Глаза его покраснели от усталости; мундир был грязным. Его короткий указательный палец был направлен на карту.
– Господа, через несколько часов Смоленск будет взят. Наша армия может остаться здесь, и ее разнесут на части в развалинах еще до того, как сюда доберутся французы. Сегодня мы показали им, что русские умеют сражаться, могут стоять до конца. Но сегодня же я говорю, что мы будем отступать к Москве, сохранив нетронутыми свои силы, и соединимся с Багратионом.
Господа, я отдаю приказ. Подожгите в Смоленске все дома до одного и отступайте!
В лагере французов Наполеон также изучал карту. Его штаб-квартира располагалась в большой палатке, залитой светом десятков свеч: два факела горели у входа, где солдат императорской гвардии нес обязанности часового, а над его головой развевалось французское знамя. Внутри этой палатки император питался, спал на узкой походной кровати и проводил совещания с маршалами. Рядом с ним находился Даву, энергичный, молчаливый человек, которого никто не любил, но все уважали; Даву, построивший мост и установивший пекарни, выпекавшие хлеб для французских солдат. Напротив стоял Мюрат, одетый в один из своих изысканных костюмов, сверкающий орденами и золотым шитьем; Мюрат, женившийся на Каролине Бонапарт, сестре Наполеона, и провозглашенный королем неаполитанским. Он был также первым кавалерийским офицером императорской армии. Рядом с ним Наполеон выглядел еще меньше обычного.
– Смоленск падет до рассвета, – объявил он, склонившись над – столом, на котором были расстелены карты этой кампании. – Стены города разрушены. Это будет означать конец войны!
– Драться они умеют, – заметил Мюрат, накручивая на палец длинные кудрявые волосы своих бакенбардов. – Одному Богу известно, сколько людей они потеряли, ведь в этом аду были собраны вместе все их войска.
– У нас также немалые потери, – коротко заметил Даву. – Пока мы имеем более десяти тысяч ранеными и убитыми.
Наполеон не слушал его. Сегодня солдаты гибли тысячами, ему не нужны были подсчеты Даву, он делал их сам, и его цифры были выше.
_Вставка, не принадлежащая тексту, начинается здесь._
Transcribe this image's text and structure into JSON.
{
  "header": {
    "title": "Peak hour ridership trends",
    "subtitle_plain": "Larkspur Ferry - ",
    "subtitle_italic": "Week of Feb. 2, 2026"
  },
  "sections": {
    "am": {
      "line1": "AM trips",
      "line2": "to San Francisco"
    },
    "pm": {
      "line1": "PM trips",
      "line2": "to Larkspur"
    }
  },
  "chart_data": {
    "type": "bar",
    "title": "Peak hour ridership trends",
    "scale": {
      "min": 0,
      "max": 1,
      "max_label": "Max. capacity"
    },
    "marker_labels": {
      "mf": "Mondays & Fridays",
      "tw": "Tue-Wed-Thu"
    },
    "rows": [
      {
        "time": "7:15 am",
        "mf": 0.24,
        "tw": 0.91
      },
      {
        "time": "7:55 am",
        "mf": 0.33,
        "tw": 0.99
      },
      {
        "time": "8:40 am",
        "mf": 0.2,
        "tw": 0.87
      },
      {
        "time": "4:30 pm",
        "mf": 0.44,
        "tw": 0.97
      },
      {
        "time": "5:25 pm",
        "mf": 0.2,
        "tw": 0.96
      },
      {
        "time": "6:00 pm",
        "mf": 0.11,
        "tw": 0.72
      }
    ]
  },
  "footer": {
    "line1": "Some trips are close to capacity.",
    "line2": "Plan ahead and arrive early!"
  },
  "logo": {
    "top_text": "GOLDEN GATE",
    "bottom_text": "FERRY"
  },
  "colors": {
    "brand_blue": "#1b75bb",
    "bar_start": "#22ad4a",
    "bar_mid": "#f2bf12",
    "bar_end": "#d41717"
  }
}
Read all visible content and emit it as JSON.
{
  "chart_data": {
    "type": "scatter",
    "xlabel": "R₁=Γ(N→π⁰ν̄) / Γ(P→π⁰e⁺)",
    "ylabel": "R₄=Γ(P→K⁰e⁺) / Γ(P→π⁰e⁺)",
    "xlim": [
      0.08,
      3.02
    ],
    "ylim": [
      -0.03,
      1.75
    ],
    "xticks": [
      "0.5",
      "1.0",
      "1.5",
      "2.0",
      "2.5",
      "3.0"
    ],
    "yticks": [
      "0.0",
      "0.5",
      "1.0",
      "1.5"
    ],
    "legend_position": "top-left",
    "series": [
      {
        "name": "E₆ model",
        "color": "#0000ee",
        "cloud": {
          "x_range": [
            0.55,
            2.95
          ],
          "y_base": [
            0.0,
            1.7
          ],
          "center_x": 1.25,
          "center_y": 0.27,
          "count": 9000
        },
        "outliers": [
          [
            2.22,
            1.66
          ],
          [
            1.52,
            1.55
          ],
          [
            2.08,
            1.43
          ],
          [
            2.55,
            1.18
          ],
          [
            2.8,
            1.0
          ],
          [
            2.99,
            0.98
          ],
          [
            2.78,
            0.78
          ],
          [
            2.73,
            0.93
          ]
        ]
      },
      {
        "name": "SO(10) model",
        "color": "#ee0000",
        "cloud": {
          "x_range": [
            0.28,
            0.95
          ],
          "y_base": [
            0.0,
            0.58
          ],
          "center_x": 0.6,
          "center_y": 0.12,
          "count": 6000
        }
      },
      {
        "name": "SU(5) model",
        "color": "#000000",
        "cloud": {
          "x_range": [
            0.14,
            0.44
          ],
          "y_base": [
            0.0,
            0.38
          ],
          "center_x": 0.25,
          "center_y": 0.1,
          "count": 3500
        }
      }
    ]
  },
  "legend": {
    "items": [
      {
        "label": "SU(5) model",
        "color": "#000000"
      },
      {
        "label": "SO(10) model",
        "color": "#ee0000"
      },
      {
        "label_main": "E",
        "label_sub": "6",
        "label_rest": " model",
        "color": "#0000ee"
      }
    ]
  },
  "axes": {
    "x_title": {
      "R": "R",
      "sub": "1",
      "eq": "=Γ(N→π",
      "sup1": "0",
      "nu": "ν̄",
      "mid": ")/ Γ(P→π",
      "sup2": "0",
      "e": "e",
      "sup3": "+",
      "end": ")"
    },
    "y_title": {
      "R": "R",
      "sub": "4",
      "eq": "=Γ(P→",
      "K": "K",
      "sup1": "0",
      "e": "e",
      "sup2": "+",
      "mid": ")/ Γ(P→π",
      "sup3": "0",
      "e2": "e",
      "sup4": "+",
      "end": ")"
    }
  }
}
Он поднял голову. Оглядевшись, он заметил, как Мюрат играл своими надушенными волосами. На мгновение губы императора сжались, а потом растянулись в подобии улыбки. Вульгарный хвастун, тщеславный, как женщина, там, где дело касалось его внешности, Мюрат часто раздражал Наполеона. Но Наполеон видел, как он возглавлял кавалерийскую атаку, и за это он ему все прощал.
– Прикажите войскам войти в город, – неожиданно резко приказал он. – Если мы завладеем городом сейчас, то сможем использовать его в качестве прибежища и сохранить некоторые запасы. Даву!
Маршал весь превратился в слух.
– Передайте армии следующий приказ: «Мы продвинемся вперед и захватим Смоленск. Господь Бог и французская доблесть привели нас к победе». Идите!
– Vive L'Empereur, – приветствовал его Даву и вышел.
– Как вы думаете, ваше величество, когда царь заключит мир? – спросил Мюрат.
Наполеон пожал плечами.
– После сегодняшнего так скоро, как только сможет.
– А Москву мы возьмем? – лихо, как подросток, улыбнулся Мюрат. Некоторые его кавалеристы клялись, что маршал смеялся, когда вел их за собой…
– Конечно же, мы займем Москву. Я намерен продиктовать условия мира из Кремля. – Наполеон взглянул на Мюрата.
– До сих пор я мягко обращался с покоренными нациями, но моему другу Александру я преподнесу такой урок, который весь мир не скоро забудет. Позже он оставил палатку и направился к наблюдательному пункту, откуда смотрел, как его войска штурмуют стены Смоленска. Он наблюдал в молчании, и это молчание распространилось на его маршалов и адъютантов, стоявших рядом с ним. Звуки битвы замирали внизу. Воздух наполнил только ужасающий громкий треск, и все ночное небо озарилось сверкающим красным отблеском, исходившим из того ада, который раньше назывался Смоленском, древним городом Святой Руси. К императору подъехал посыльный с черным от дыма лицом и доложил, что французская армия входит в горящий город, не встречая никакого сопротивления. Смоленск пуст, основная часть русских войск отступила и предварительно подожгла город.